Overview
We are hiring a Site Reliability Engineer to join the LatAm portion of our globally distributed DPoD SRE team. Our team operates on a 24x5 follow-the-sun model, with the LatAm region covering business hours for the Americas and contributing to weekend and holiday on-call rotations. This role is ideal for an engineer who thrives in production environments, enjoys solving complex reliability challenges on cloud-native infrastructure, and wants to help shape the operational excellence of a platform used by both internal teams and external customers.
Responsibilities
- Operate, monitor and troubleshoot production workloads running on Azure, including AKS clusters, virtual machines, networking and storage components
- Respond to incidents during shift hours and on-call rotations, drive resolution, lead post-incident reviews and implement preventive measures
- Build and maintain CI/CD pipelines in Azure DevOps to support reliable, repeatable deployments
- Design, implement and maintain observability solutions including dashboards, alerts, log pipelines and SLI/SLO metrics that improve service reliability and operational visibility
- Automate repetitive operational tasks ("toil") using scripting languages such as Python and Bash
- Collaborate with engineering, product and support teams across regions to improve system reliability, scalability and performance
- Contribute to runbooks, knowledge base articles and operational documentation
- Participate actively in continuous improvement of the team's processes, tooling and incident management practices
Requirements
- 2+ years of experience in DevOps or Site Reliability Engineering
- Hands-on experience operating workloads in Microsoft Azure (compute, networking, identity, storage)
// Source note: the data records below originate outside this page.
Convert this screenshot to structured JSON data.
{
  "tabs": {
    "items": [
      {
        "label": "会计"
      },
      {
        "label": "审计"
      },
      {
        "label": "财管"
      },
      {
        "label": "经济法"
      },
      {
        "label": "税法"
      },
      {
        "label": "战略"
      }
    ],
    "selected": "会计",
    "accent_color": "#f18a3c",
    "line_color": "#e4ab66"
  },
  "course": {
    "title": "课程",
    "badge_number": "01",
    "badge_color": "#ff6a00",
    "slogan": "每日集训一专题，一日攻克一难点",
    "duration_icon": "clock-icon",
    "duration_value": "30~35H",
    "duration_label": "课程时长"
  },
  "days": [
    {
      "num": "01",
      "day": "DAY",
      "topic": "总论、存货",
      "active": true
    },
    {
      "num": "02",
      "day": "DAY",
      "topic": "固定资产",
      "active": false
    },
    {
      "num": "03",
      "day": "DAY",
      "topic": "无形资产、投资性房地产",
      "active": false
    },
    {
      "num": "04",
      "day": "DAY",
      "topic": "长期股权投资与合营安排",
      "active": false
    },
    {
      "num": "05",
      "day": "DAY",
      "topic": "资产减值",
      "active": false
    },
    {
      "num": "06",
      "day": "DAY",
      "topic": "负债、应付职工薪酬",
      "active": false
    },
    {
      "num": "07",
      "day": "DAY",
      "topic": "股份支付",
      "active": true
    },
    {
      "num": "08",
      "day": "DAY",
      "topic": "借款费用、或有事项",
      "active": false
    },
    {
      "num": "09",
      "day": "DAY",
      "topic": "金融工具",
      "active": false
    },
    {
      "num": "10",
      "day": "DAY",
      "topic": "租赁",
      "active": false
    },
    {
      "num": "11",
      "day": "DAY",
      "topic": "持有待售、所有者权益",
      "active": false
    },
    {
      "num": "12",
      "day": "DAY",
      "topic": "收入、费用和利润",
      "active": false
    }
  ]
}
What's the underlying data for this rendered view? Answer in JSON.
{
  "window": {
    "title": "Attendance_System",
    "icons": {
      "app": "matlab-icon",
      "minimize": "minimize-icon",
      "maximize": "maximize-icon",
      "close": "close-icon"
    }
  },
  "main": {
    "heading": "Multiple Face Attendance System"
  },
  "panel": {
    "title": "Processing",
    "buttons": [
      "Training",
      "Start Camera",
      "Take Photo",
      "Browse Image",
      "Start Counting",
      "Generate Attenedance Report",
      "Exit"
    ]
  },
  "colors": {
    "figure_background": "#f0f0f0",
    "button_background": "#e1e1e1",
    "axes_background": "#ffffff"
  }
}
- Practical experience with Azure DevOps for CI/CD pipelines and repository management
- Strong Linux administration and troubleshooting skills in production environments
- Proficiency in at least one scripting language for automation purposes
- Demonstrated experience applying Site Reliability Engineering principles (SLIs/SLOs, error budgets, toil reduction, automation, blameless postmortems)
- Strong systematic troubleshooting skills across application, infrastructure and network layers
- English proficiency at B2 level or higher
Nice to have
- Skills in Bash scripting for systems automation and operational tooling
- Hands-on experience with Azure Kubernetes Service (AKS) in production
- Background in the Elastic Stack (Elasticsearch, Kibana) for logging and observability
- Familiarity with formal Incident Management practices and ITSM frameworks (e.g., ITIL)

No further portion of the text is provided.